United States President Donald Trump yesterday demanded that Attorney-General Pam Bondi move swiftly to prosecute several political opponents in a series of extraordinary social media posts.
The move amounts to a breakdown of traditional firewalls that have existed between the White House and the US Justice Department on prosecutorial discretion.
He urged the prosecutions of New York Attorney-General Letitia James (Democrat), former FBI director James Comey and Senator Adam Schiff (D-California), claiming all three were “guilty as hell” and that his supporters were noting “nothing has been done”.
Comey and James were both investigated but ultimately not charged by the US Attorney’s office for the Eastern District of Virginia this year. Both have denied any wrongdoing.
“We cant delay any longer, it’s killing our reputation and credibility,” Trump said in one message to Bondi.
“They impeached me twice, and indicted me (5 times!), OVER NOTHING. JUSTICE MUST BE SERVED, NOW!!!”
Trump’s messages were one of his most overt attempts to date to override the traditional restraints on a president’s involvement in law enforcement investigations.
It came after months of calling for criminal charges against those he perceives as political enemies, and a day after he called for the ouster of US Attorney for Eastern Virginia, Erik Siebert.
In one of the posts, Trump announced he intends to nominate Lindsey Halligan, a White House adviser and his former personal lawyer, to be the US Attorney in a high-profile office based in Virginia.
She has no prior experience as a prosecutor.

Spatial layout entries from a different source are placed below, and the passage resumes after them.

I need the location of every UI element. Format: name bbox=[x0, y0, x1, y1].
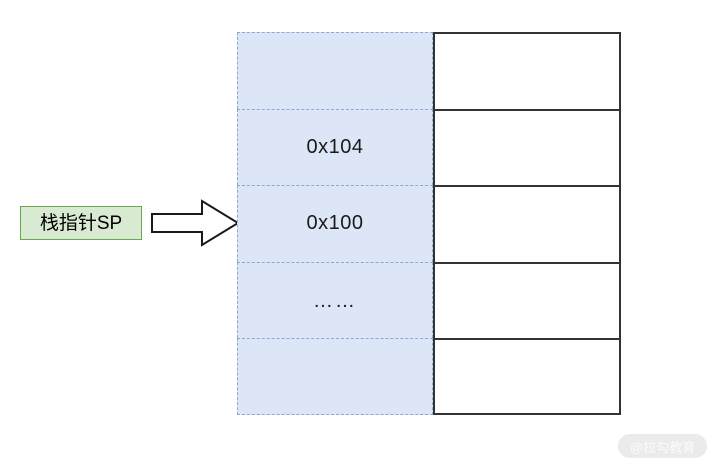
table-row: 0x104 bbox=[237, 108, 621, 186]
address-cell: 0x104 bbox=[237, 108, 433, 186]
memory-table: 0x104 0x100 …… bbox=[237, 32, 621, 415]
stack-pointer-label-text: 栈指针SP bbox=[39, 212, 123, 234]
value-cell bbox=[433, 261, 621, 339]
value-cell bbox=[433, 32, 621, 109]
value-cell bbox=[433, 338, 621, 415]
table-row: …… bbox=[237, 261, 621, 339]
right-block-arrow-icon bbox=[150, 198, 240, 248]
value-cell bbox=[433, 185, 621, 262]
address-cell bbox=[237, 338, 433, 415]
table-row: 0x100 bbox=[237, 185, 621, 262]
table-row bbox=[237, 338, 621, 415]
watermark-text: @拉勾教育 bbox=[630, 439, 696, 455]
value-cell bbox=[433, 108, 621, 186]
address-cell-ellipsis: …… bbox=[237, 261, 433, 339]
ellipsis-text: …… bbox=[313, 289, 357, 312]
address-cell: 0x100 bbox=[237, 185, 433, 262]
stack-pointer-label-box: 栈指针SP bbox=[20, 206, 142, 240]
address-cell bbox=[237, 32, 433, 109]
table-row bbox=[237, 32, 621, 109]
watermark: @拉勾教育 bbox=[618, 434, 708, 458]
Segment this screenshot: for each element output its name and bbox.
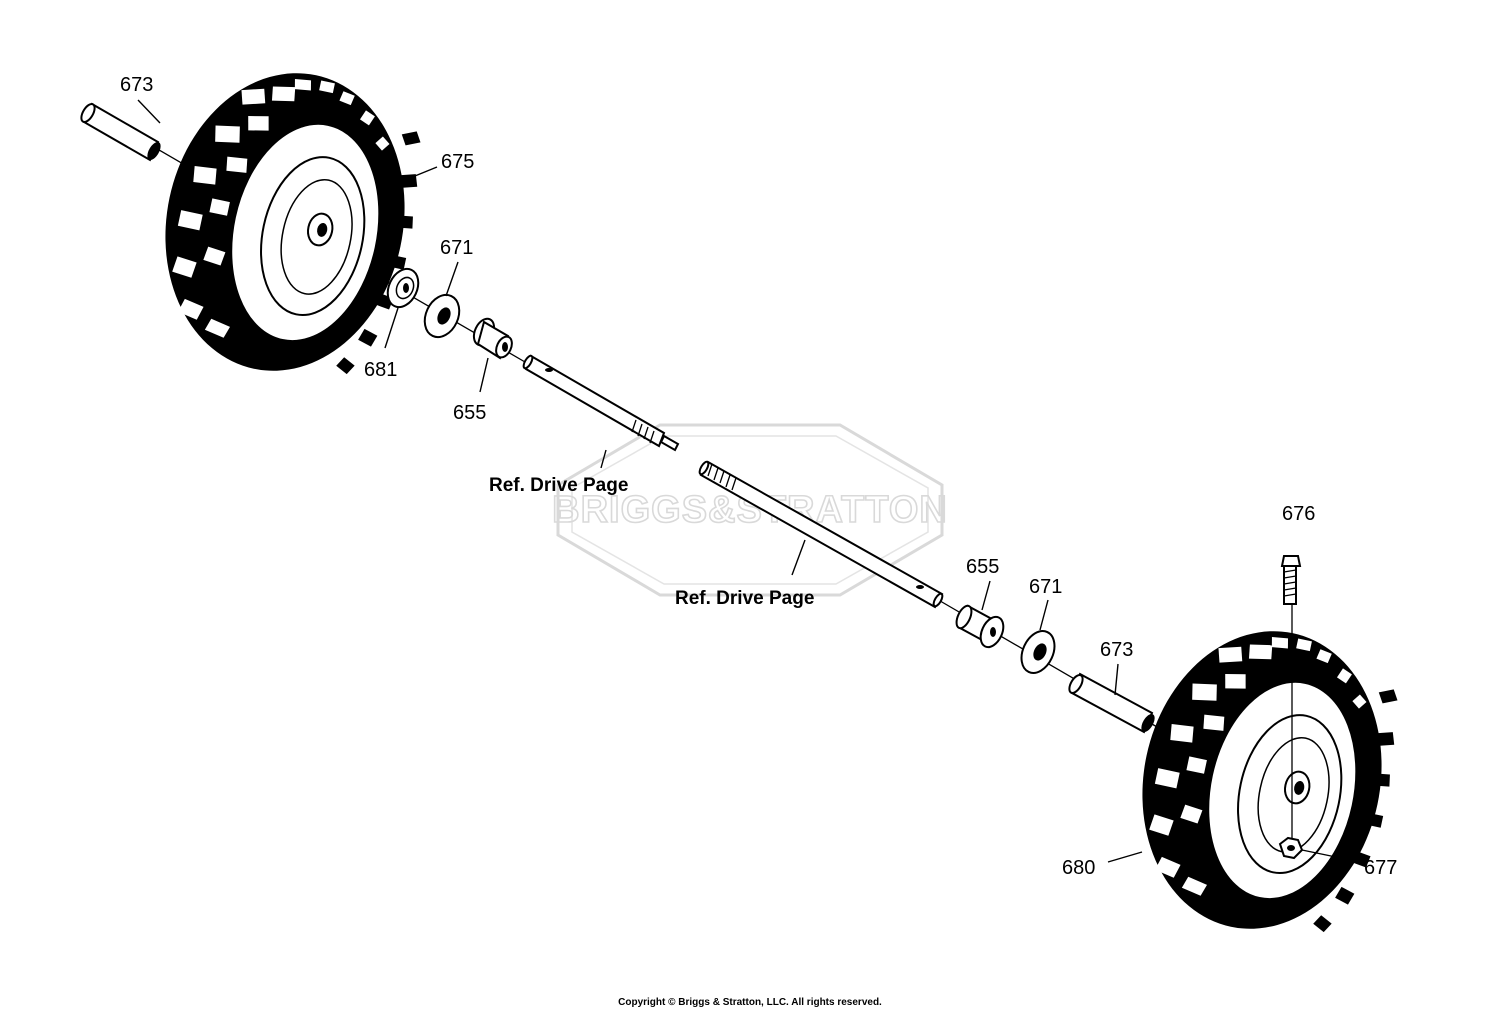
leader-lines [137, 99, 1361, 863]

Halligan is a former Florida insurance lawyer who joined Trump’s personal legal team in 2022 and was at his Mar-a-Lago compound when the FBI executed a search warrant in its classified records investigation.
She is the White House adviser tasked with removing “improper ideology” from the Smithsonian Institution.
“She will be Fair, Smart, and will provide desperately needed, JUSTICE FOR ALL!” Trump said on Truth Social.
Siebert resigned under pressure on Saturday after eight months as interim leader.
It came after he decided not to pursue a mortgage fraud indictment against James, citing insufficient evidence.
Siebert, a Trump appointee who was initially recommended by advisers to Governor Glenn Youngkin (Republican), also recently declined to prosecute Comey.
Before Siebert resigned, his chief deputy, who would traditionally have assumed the role, was also demoted, leaving the leadership of the Alexandria-based office in question.
Earlier yesterday the Justice Department installed an acting US Attorney, Mary “Maggie” Cleary, who most recently had been working in the Justice Department’s criminal division and before that worked as a local prosecutor in Northern Virginia.
In an essay published this year, Cleary claimed she had been “framed” as having participated in the January 6, 2021, attack on the US Capitol - an incident, she said, that ended with her being cleared by investigators and spurring her to apply for a US Attorney position.
In an email to staff yesterday, Cleary described her appointment as “unexpected” but told employees she was “humbled to be joining” their ranks, according to a copy reviewed by the Washington Post. She did not respond to an emailed request for comment.
James and her lawyers have described the investigation into her real estate dealings as baseless and a brazen example of the Trump Administration using the Justice Department to seek “political retribution”. A separate mortgage fraud accusation against Schiff relates to a home he purchased in Maryland.
James secured a civil fraud judgment against Trump and representatives of his real estate empire last year, and since his return to the White House, James has joined several lawsuits challenging his Administration’s policies.
One social media post addressed to Bondi yesterday specifically linked Siebert’s ouster to the decision not to pursue charges against James and Comey.
A day earlier, the President, speaking to reporters in the Oval Office, described James as “very guilty of something”, though he cited no evidence to support that claim.
Trump, in his Oval Office remarks on Saturday, cited support for Siebert from Democratic senators’ Tim Kaine and Mark Warner for the top job in the Eastern District as a reason he needed to go.
Both senators had expressed their support to the President before Trump formally nominated Siebert to a full four-year term in the US Attorney’s job in May.
Trump said on social media yesterday that he was withdrawing Siebert’s nomination, hours after his resignation, insisting Siebert had not quit but was fired.
Chief among those calling for Siebert to be fired was Bill Pulte, the director of the Federal Housing Finance Agency, according to multiple people familiar with those discussions.
It was Pulte who initially alleged in April that James falsely listed a Norfolk home as her principal residence on a 2023 mortgage application to receive more favourable terms.
Her lawyer, Abbe Lowell, has dismissed the error as a paperwork mistake - one James quickly sought to correct in an email to her mortgage broker around the time of the purchase.
In a statement, Lowell called the campaign to oust Siebert “a brazen attack on the rule of law”.
“Firing people until he finds someone who will bend the law to carry out his revenge has been the President’s pattern - and it’s illegal,” Lowell said.
“Punishing this prosecutor, a Trump appointee, for doing his job sends a clear and chilling message that anyone who dares uphold the law over politics will face the same fate.”